This week’s Word begins with a Remembrance Day reminder from Peter Johnson, resident agronomist for RealAgriculture and host of this weekly podcast. From there, Wheat Pete gets into everything from ensuring your farm is a safe place to work to winter wheat acres in Ontario to nitrogen credits from working down an alfalfa crop.
- Winter is a good time to ensure all equipment has proper lighting and safety chains. Also, a tip: store duel tires flat on a pallet rather than leaning on a wall where they could fall on someone.
- Really? Ontario wheat acreage was reported this week at just under 1 million. “I’m astounded. I really expected it to be at 1.2 or 1.3 million,” says Johnson, noting soft white winter wheat acres are up while hard red winter is down. “It’s big, but not as big as it should be from a rotation standpoint.”
- With the long fall, the wheat crop looks great but too much growth in early-seeded wheat fields is causing mildew and other disease problems. “The way you manage early wheat is with a low seeding rate. No. Fall fungicides don’t help,” says a fired-up Johnson, referring to this Wheat School episode. There will likely be some increased early disease pressure next year.

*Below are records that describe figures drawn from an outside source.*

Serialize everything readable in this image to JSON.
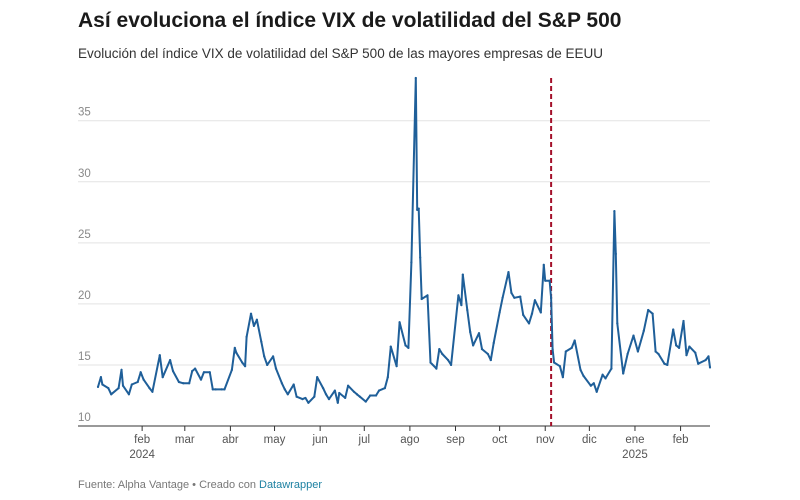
{
  "chart_data": {
    "type": "line",
    "title": "Así evoluciona el índice VIX de volatilidad del S&P 500",
    "subtitle": "Evolución del índice VIX de volatilidad del S&P 500 de las mayores empresas de EEUU",
    "ylim": [
      10,
      38.5
    ],
    "y_ticks": [
      "10",
      "15",
      "20",
      "25",
      "30",
      "35"
    ],
    "x_range": [
      "2024-01-02",
      "2025-02-21"
    ],
    "x_ticks": [
      {
        "date": "2024-02-01",
        "label": "feb",
        "sublabel": "2024"
      },
      {
        "date": "2024-03-01",
        "label": "mar",
        "sublabel": ""
      },
      {
        "date": "2024-04-01",
        "label": "abr",
        "sublabel": ""
      },
      {
        "date": "2024-05-01",
        "label": "may",
        "sublabel": ""
      },
      {
        "date": "2024-06-01",
        "label": "jun",
        "sublabel": ""
      },
      {
        "date": "2024-07-01",
        "label": "jul",
        "sublabel": ""
      },
      {
        "date": "2024-08-01",
        "label": "ago",
        "sublabel": ""
      },
      {
        "date": "2024-09-01",
        "label": "sep",
        "sublabel": ""
      },
      {
        "date": "2024-10-01",
        "label": "oct",
        "sublabel": ""
      },
      {
        "date": "2024-11-01",
        "label": "nov",
        "sublabel": ""
      },
      {
        "date": "2024-12-01",
        "label": "dic",
        "sublabel": ""
      },
      {
        "date": "2025-01-01",
        "label": "ene",
        "sublabel": "2025"
      },
      {
        "date": "2025-02-01",
        "label": "feb",
        "sublabel": ""
      }
    ],
    "grid": true,
    "reference_line": {
      "date": "2024-11-05",
      "color": "#a3102a",
      "style": "dashed"
    },
    "series": [
      {
        "color": "#1f5f99",
        "points": [
          [
            "2024-01-02",
            13.2
          ],
          [
            "2024-01-04",
            14.0
          ],
          [
            "2024-01-05",
            13.4
          ],
          [
            "2024-01-09",
            13.1
          ],
          [
            "2024-01-11",
            12.6
          ],
          [
            "2024-01-16",
            13.1
          ],
          [
            "2024-01-18",
            14.6
          ],
          [
            "2024-01-19",
            13.3
          ],
          [
            "2024-01-23",
            12.6
          ],
          [
            "2024-01-25",
            13.4
          ],
          [
            "2024-01-29",
            13.6
          ],
          [
            "2024-01-31",
            14.4
          ],
          [
            "2024-02-02",
            13.8
          ],
          [
            "2024-02-06",
            13.1
          ],
          [
            "2024-02-08",
            12.8
          ],
          [
            "2024-02-13",
            15.8
          ],
          [
            "2024-02-15",
            14.0
          ],
          [
            "2024-02-20",
            15.4
          ],
          [
            "2024-02-22",
            14.5
          ],
          [
            "2024-02-26",
            13.6
          ],
          [
            "2024-02-29",
            13.5
          ],
          [
            "2024-03-04",
            13.5
          ],
          [
            "2024-03-06",
            14.5
          ],
          [
            "2024-03-08",
            14.7
          ],
          [
            "2024-03-12",
            13.8
          ],
          [
            "2024-03-14",
            14.4
          ],
          [
            "2024-03-18",
            14.4
          ],
          [
            "2024-03-20",
            13.0
          ],
          [
            "2024-03-22",
            13.0
          ],
          [
            "2024-03-26",
            13.0
          ],
          [
            "2024-03-28",
            13.0
          ],
          [
            "2024-04-02",
            14.6
          ],
          [
            "2024-04-04",
            16.4
          ],
          [
            "2024-04-05",
            16.0
          ],
          [
            "2024-04-09",
            15.2
          ],
          [
            "2024-04-11",
            14.9
          ],
          [
            "2024-04-12",
            17.3
          ],
          [
            "2024-04-15",
            19.2
          ],
          [
            "2024-04-17",
            18.2
          ],
          [
            "2024-04-19",
            18.7
          ],
          [
            "2024-04-22",
            16.9
          ],
          [
            "2024-04-24",
            15.7
          ],
          [
            "2024-04-26",
            15.0
          ],
          [
            "2024-04-30",
            15.7
          ],
          [
            "2024-05-02",
            14.7
          ],
          [
            "2024-05-06",
            13.5
          ],
          [
            "2024-05-08",
            13.0
          ],
          [
            "2024-05-10",
            12.6
          ],
          [
            "2024-05-14",
            13.4
          ],
          [
            "2024-05-16",
            12.4
          ],
          [
            "2024-05-20",
            12.2
          ],
          [
            "2024-05-22",
            12.3
          ],
          [
            "2024-05-24",
            11.9
          ],
          [
            "2024-05-28",
            12.4
          ],
          [
            "2024-05-30",
            14.0
          ],
          [
            "2024-06-03",
            13.1
          ],
          [
            "2024-06-05",
            12.6
          ],
          [
            "2024-06-07",
            12.2
          ],
          [
            "2024-06-11",
            12.9
          ],
          [
            "2024-06-13",
            11.9
          ],
          [
            "2024-06-14",
            12.7
          ],
          [
            "2024-06-18",
            12.3
          ],
          [
            "2024-06-20",
            13.3
          ],
          [
            "2024-06-24",
            12.8
          ],
          [
            "2024-06-26",
            12.6
          ],
          [
            "2024-06-28",
            12.4
          ],
          [
            "2024-07-02",
            12.0
          ],
          [
            "2024-07-05",
            12.5
          ],
          [
            "2024-07-09",
            12.5
          ],
          [
            "2024-07-11",
            12.9
          ],
          [
            "2024-07-15",
            13.1
          ],
          [
            "2024-07-17",
            14.0
          ],
          [
            "2024-07-19",
            16.5
          ],
          [
            "2024-07-23",
            14.9
          ],
          [
            "2024-07-25",
            18.5
          ],
          [
            "2024-07-29",
            16.6
          ],
          [
            "2024-07-31",
            16.4
          ],
          [
            "2024-08-02",
            23.4
          ],
          [
            "2024-08-05",
            38.5
          ],
          [
            "2024-08-06",
            27.7
          ],
          [
            "2024-08-07",
            27.8
          ],
          [
            "2024-08-08",
            23.8
          ],
          [
            "2024-08-09",
            20.4
          ],
          [
            "2024-08-13",
            20.7
          ],
          [
            "2024-08-15",
            15.2
          ],
          [
            "2024-08-19",
            14.7
          ],
          [
            "2024-08-21",
            16.3
          ],
          [
            "2024-08-23",
            15.9
          ],
          [
            "2024-08-27",
            15.4
          ],
          [
            "2024-08-29",
            15.0
          ],
          [
            "2024-09-03",
            20.7
          ],
          [
            "2024-09-05",
            19.9
          ],
          [
            "2024-09-06",
            22.4
          ],
          [
            "2024-09-09",
            19.5
          ],
          [
            "2024-09-11",
            17.7
          ],
          [
            "2024-09-13",
            16.6
          ],
          [
            "2024-09-17",
            17.6
          ],
          [
            "2024-09-19",
            16.3
          ],
          [
            "2024-09-23",
            15.9
          ],
          [
            "2024-09-25",
            15.4
          ],
          [
            "2024-09-27",
            16.8
          ],
          [
            "2024-10-01",
            19.3
          ],
          [
            "2024-10-03",
            20.5
          ],
          [
            "2024-10-07",
            22.6
          ],
          [
            "2024-10-09",
            20.9
          ],
          [
            "2024-10-11",
            20.5
          ],
          [
            "2024-10-15",
            20.6
          ],
          [
            "2024-10-17",
            19.1
          ],
          [
            "2024-10-21",
            18.4
          ],
          [
            "2024-10-23",
            19.2
          ],
          [
            "2024-10-25",
            20.3
          ],
          [
            "2024-10-29",
            19.3
          ],
          [
            "2024-10-31",
            23.2
          ],
          [
            "2024-11-01",
            21.9
          ],
          [
            "2024-11-04",
            21.9
          ],
          [
            "2024-11-05",
            20.5
          ],
          [
            "2024-11-06",
            16.3
          ],
          [
            "2024-11-07",
            15.2
          ],
          [
            "2024-11-11",
            14.9
          ],
          [
            "2024-11-13",
            14.0
          ],
          [
            "2024-11-15",
            16.1
          ],
          [
            "2024-11-19",
            16.4
          ],
          [
            "2024-11-21",
            17.0
          ],
          [
            "2024-11-25",
            14.6
          ],
          [
            "2024-11-27",
            14.1
          ],
          [
            "2024-12-02",
            13.3
          ],
          [
            "2024-12-04",
            13.5
          ],
          [
            "2024-12-06",
            12.8
          ],
          [
            "2024-12-10",
            14.2
          ],
          [
            "2024-12-12",
            13.9
          ],
          [
            "2024-12-16",
            14.7
          ],
          [
            "2024-12-18",
            27.6
          ],
          [
            "2024-12-19",
            24.1
          ],
          [
            "2024-12-20",
            18.4
          ],
          [
            "2024-12-24",
            14.3
          ],
          [
            "2024-12-27",
            15.9
          ],
          [
            "2024-12-31",
            17.4
          ],
          [
            "2025-01-03",
            16.1
          ],
          [
            "2025-01-07",
            17.8
          ],
          [
            "2025-01-10",
            19.5
          ],
          [
            "2025-01-13",
            19.2
          ],
          [
            "2025-01-15",
            16.1
          ],
          [
            "2025-01-17",
            15.9
          ],
          [
            "2025-01-21",
            15.1
          ],
          [
            "2025-01-23",
            15.0
          ],
          [
            "2025-01-27",
            17.9
          ],
          [
            "2025-01-29",
            16.6
          ],
          [
            "2025-01-31",
            16.4
          ],
          [
            "2025-02-03",
            18.6
          ],
          [
            "2025-02-05",
            15.8
          ],
          [
            "2025-02-07",
            16.5
          ],
          [
            "2025-02-11",
            16.0
          ],
          [
            "2025-02-13",
            15.1
          ],
          [
            "2025-02-18",
            15.4
          ],
          [
            "2025-02-20",
            15.7
          ],
          [
            "2025-02-21",
            14.8
          ]
        ]
      }
    ]
  },
  "footer": {
    "source": "Fuente: Alpha Vantage • Creado con ",
    "link": "Datawrapper"
  }
}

- How did late N application work out in corn, specifically comparing Y-drop application versus side-dressing? Peter points out yield results depend on whether rain delivered N to the plants.
- New alternative corn seed treatment options — which one is best? It’s too early to know, he says.

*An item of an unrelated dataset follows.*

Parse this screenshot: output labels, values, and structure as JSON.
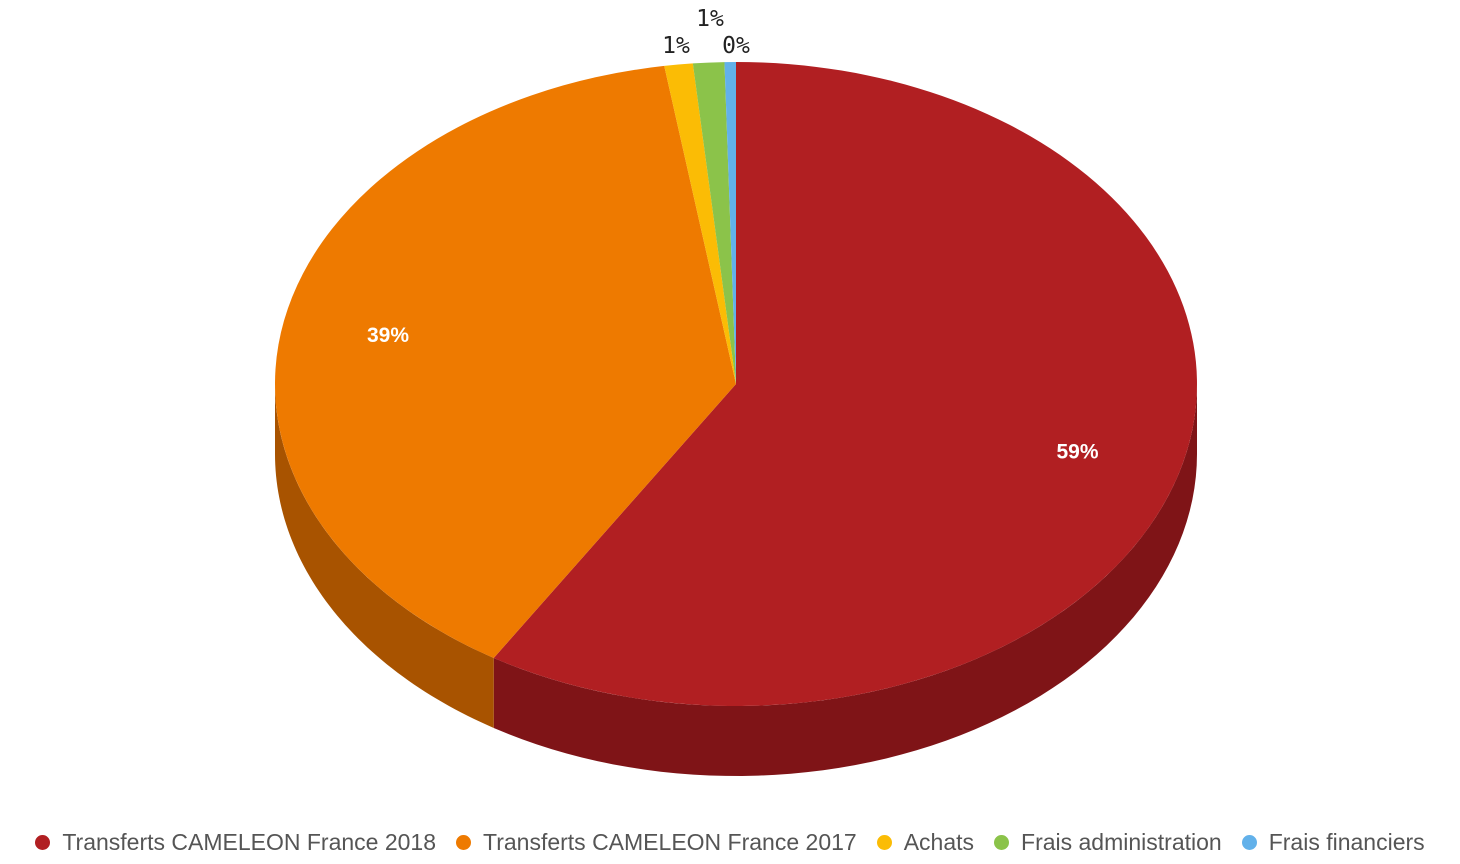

- Should a thick red clover stand be clipped to prevent smothering? Depends on whether you’re using it for hay (then yes) or just for plowdown.

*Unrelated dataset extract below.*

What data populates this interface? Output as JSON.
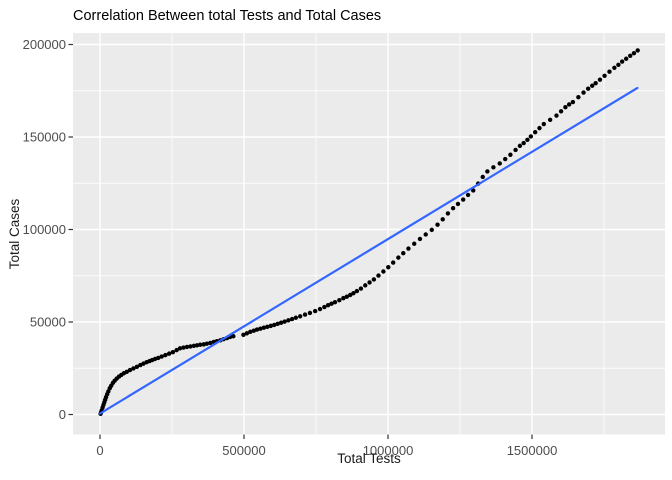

- Should rye be used as a cover crop ahead of soybeans next year if winter wheat will follow the beans? Rye can become a problem in wheat — you don’t want it in your wheat sample, so it will require attention, maybe some roguing.
- How much N value is there in plowed down alfalfa? Approximately 100lb/ac credit to corn if the stand is two-thirds or more alfalfa, he says.
- Lastly, how do you control dandelions in strawberries? His name is Wheat Pete, so he’ll have to find out the answer from someone else for a future episode, which should be up next Wednesday.